This commercial, designed to resemble an educational presentation, features “Professor Gerald E. Rodney”. He emerges from an Ivy-covered building of the “Bud Light Institute” and explains how Bud Light has been devising new ways of “keeping women occupied, so men could go out with their friends and maybe have a cold, refreshing Bud Light.” The professor then attributes the creation of tea parties, Tupperware parties, shoe sales, soap operas, and even feminism to the Bud Light Institute – all in the name of distracting women long enough to “free” men to drink beer.
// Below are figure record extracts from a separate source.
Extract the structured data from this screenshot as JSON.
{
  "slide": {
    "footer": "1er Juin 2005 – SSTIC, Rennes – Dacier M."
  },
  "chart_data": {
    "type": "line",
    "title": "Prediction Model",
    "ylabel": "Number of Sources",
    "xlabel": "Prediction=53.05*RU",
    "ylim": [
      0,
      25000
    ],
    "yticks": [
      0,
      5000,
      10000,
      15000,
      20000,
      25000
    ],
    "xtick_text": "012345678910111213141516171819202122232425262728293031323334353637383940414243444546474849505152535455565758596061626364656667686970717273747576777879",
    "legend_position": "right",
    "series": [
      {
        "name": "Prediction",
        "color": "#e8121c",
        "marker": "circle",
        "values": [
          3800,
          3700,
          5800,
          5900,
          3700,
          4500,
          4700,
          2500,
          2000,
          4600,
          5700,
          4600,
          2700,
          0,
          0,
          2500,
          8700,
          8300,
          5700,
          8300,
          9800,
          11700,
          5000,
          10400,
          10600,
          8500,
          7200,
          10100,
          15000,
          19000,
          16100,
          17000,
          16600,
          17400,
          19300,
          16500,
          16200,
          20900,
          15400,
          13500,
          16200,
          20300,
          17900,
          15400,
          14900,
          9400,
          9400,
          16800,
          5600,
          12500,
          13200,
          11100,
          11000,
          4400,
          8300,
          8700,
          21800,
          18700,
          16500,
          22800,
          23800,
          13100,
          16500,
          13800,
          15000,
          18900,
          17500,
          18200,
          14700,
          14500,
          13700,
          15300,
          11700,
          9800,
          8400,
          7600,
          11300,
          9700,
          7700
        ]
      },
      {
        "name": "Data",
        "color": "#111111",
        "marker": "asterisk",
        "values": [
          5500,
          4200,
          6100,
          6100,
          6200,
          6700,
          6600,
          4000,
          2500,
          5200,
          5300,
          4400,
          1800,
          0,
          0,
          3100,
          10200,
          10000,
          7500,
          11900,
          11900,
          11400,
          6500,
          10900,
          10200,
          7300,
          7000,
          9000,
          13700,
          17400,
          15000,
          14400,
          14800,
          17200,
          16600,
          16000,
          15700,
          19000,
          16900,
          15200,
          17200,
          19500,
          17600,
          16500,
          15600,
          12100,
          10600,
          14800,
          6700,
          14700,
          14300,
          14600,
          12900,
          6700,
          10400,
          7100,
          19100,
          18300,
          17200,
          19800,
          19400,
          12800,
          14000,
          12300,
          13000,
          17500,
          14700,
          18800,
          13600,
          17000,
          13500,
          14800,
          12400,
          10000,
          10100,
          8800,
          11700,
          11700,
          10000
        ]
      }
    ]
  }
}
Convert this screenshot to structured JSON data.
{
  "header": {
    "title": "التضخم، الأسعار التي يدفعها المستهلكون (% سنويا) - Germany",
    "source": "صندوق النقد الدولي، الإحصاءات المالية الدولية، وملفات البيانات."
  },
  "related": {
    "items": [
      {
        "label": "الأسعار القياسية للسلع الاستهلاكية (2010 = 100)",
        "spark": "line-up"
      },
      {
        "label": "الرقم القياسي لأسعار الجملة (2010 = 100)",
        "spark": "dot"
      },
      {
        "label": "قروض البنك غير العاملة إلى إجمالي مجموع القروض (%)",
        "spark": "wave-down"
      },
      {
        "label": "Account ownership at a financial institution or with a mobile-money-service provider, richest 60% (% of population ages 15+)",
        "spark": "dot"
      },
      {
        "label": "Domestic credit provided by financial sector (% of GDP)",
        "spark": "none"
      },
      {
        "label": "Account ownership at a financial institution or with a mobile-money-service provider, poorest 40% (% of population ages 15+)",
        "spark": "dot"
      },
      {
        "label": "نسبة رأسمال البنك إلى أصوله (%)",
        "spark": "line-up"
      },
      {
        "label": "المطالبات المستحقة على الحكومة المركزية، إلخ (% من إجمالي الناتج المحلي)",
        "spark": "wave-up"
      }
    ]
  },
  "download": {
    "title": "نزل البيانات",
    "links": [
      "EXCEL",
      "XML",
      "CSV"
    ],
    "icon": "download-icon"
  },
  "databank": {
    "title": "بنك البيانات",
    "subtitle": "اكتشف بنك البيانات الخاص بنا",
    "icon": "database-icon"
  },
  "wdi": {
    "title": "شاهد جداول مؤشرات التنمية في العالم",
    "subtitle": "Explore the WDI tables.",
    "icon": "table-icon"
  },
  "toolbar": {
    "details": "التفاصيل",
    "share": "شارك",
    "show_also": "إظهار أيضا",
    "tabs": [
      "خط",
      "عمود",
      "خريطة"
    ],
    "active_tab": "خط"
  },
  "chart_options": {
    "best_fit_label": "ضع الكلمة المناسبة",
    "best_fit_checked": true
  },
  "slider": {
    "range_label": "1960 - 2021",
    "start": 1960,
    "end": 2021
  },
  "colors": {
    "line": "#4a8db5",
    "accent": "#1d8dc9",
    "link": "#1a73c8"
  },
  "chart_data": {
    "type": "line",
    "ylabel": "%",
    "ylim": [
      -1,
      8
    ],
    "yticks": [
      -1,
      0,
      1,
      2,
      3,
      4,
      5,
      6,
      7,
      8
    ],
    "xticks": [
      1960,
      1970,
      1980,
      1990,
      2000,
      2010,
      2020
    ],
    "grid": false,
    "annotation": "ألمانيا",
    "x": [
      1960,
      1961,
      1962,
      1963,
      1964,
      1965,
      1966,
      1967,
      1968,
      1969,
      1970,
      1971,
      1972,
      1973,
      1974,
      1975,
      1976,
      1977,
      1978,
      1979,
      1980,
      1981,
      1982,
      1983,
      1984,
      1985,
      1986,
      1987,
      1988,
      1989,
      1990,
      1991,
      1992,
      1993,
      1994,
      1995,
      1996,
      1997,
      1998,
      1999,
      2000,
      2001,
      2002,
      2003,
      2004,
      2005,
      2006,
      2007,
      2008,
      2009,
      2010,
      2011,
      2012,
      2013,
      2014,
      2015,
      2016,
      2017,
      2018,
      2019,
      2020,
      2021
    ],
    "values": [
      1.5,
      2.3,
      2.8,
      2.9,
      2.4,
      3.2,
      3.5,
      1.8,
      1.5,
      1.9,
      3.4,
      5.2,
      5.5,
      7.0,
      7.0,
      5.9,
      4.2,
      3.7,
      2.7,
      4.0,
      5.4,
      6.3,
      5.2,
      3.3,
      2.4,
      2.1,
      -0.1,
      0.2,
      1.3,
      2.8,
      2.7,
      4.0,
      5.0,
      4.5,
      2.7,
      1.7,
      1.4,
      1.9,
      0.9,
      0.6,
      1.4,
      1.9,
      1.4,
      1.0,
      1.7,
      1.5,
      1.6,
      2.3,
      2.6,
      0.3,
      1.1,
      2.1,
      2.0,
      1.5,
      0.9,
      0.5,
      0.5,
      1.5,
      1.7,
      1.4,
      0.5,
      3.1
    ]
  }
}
The commercial ends with the professor standing before a hundred or so white-coated lab technicians from the “Institute.”
discussion
On what stereotypes regarding relationships between men and woman does this commercial rely? What assumptions does it make about men, women, and marriages in general? What is the effect of listing the creation of feminism alongside shoe sales, soap operas, days at the spa, and 24 hour online shopping?
Critique: It is also worth mentioning that Bud Light released an album, entitledUlterior Emotions,as part of the “Bud Light institute” campaign. Although it was originally only the subject of a fake commercial, the company received so many phone calls from customers interested in purchasing the album that they made it available for download on their website. In addition to 21 tracks of “inspirational thoughts” from the Bud Light Institute, the album also featured songs with titles such as “Our Relationship is Getting Stronger With Every Golf Game that I Play”, “You Didn’t Have To (Get Me That Beer)”, “It Takes a Special Kind of Woman to Make Sandwiches For the Guys” and “You Said It Was OK (I Should Have Known it Wasn’t)”.